The details of DunedinPACE are published in a scientific article (Belsky et al. 2022 eLife, link here.).
Code is available on GitHub, here to compute DunedinPACE from Illumina 450k or EPIC1 or EPIC2 array DNA methylation data. The code is also included in BioLearn.
Dunedin PACE has now been validated in more than 65 large cohorts, including older adults and children, in more than 17 countries, and more than 6 ethnic ancestry groups (see details here). More than 300 publications have reported DunedinPACE, including clinical studies and experimental intervention studies, as well as cohort studies.
Six design advantages distinguish DunedinPACE from other aging measures:
First, DunedinPACE was derived from 19 biomarkers ascertained longitudinally at ages 26, 32, 38, and 45, comprising 69,715 data points; Participants were tested four times, each 5 years apart. This spacing prevents short-term illness, like an infected tooth or flu, from skewing aging measurements. Unlike single-point aging measures that can be distorted by brief sickness, DunedinPACE captures the gradual, long-term changes that truly reflect aging.
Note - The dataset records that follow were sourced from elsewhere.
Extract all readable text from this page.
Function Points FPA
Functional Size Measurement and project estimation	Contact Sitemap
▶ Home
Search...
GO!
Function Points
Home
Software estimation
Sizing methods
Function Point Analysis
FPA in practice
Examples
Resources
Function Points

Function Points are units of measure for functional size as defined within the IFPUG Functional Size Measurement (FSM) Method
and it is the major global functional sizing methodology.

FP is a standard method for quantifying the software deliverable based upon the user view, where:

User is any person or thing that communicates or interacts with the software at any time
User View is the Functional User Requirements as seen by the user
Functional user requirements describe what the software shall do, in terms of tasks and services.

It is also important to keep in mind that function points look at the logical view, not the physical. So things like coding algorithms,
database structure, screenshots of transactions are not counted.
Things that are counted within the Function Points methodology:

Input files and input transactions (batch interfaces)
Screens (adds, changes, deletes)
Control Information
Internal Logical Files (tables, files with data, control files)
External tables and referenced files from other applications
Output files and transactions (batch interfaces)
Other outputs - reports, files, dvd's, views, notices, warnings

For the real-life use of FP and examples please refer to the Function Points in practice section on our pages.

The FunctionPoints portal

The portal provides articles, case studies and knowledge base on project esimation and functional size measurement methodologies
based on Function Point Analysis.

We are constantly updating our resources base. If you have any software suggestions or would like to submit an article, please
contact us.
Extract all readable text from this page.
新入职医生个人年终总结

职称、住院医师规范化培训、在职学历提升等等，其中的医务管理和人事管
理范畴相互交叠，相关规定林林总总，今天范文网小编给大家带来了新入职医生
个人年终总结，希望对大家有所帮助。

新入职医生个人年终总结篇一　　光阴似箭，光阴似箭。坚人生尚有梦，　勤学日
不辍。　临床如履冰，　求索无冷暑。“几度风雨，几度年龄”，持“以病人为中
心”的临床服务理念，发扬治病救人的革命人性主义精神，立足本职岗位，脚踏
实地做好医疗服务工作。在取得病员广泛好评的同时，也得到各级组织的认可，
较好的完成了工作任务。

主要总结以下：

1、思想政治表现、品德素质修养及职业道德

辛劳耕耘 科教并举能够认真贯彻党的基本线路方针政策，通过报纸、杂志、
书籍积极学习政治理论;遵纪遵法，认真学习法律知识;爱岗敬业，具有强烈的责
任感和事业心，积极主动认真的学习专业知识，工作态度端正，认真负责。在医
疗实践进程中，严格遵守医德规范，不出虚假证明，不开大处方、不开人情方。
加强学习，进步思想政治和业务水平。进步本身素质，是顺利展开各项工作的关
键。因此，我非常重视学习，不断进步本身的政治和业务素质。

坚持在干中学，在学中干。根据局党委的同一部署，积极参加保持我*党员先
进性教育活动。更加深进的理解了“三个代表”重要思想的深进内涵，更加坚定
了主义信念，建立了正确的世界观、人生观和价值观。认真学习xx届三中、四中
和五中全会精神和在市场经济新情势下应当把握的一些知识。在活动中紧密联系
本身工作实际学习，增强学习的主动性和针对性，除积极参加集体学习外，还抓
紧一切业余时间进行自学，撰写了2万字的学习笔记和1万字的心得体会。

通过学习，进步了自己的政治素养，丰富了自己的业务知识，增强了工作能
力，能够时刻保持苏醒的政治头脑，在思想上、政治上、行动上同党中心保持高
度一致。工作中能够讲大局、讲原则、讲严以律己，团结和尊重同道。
Second, DunedinPACE was developed using data from healthy adults tracked through midlife, before they developed chronic diseases like diabetes or heart disease, and before they began taking medications for age-related conditions such as hypertension or elevated cholesterol. This approach avoids the noise that comes from deriving aging measures in older adults who may already have diseases, which can skew measures toward reflecting disease more than aging itself.
Third, DunedinPACE was developed using data from people all born in the same year, avoiding the problems faced by other aging measure that were developed by comparing different generations. For example, older generations had more exposure to toxins like cigarette smoke and leaded gasoline, while younger ones had childhood vaccinations and antibiotics. These factors alter the body and the epigenome but don’t reflect aging.
Fourth, DunedinPACE was built in participants tracked through midlife. Other studies tested older-adult participants, and in those studies the people aging fastest have already died, which introduces bias and makes their aging measures less precise. DunedinPACE includes data from the population who are aging slowest, and who are aging fastest.
Fifth, DunedinPACE was derived from a pool of epigenetic DNA methylation probe sites that we pre-selected to have the strongest test-retest reliability, yielding reliability over .90 for DunedinPACE.
Sixth, because we intended it to be responsive to anti-aging interventions, unlike other aging clocks DunedinPACE was trained on change. There is evidence that among aging clocks, DunedinPACE is the most sensitive to intervention to date, slows most in intervention trials, and is the most consistently responsive across studies.
The third generation: Longitudinal. DunedinPACE is sometimes referred to as a “third generation” among clocks, because earlier generations of clocks were not derived in longitudinal data to assess actual physiological decline in healthy people who are all the same chronological age.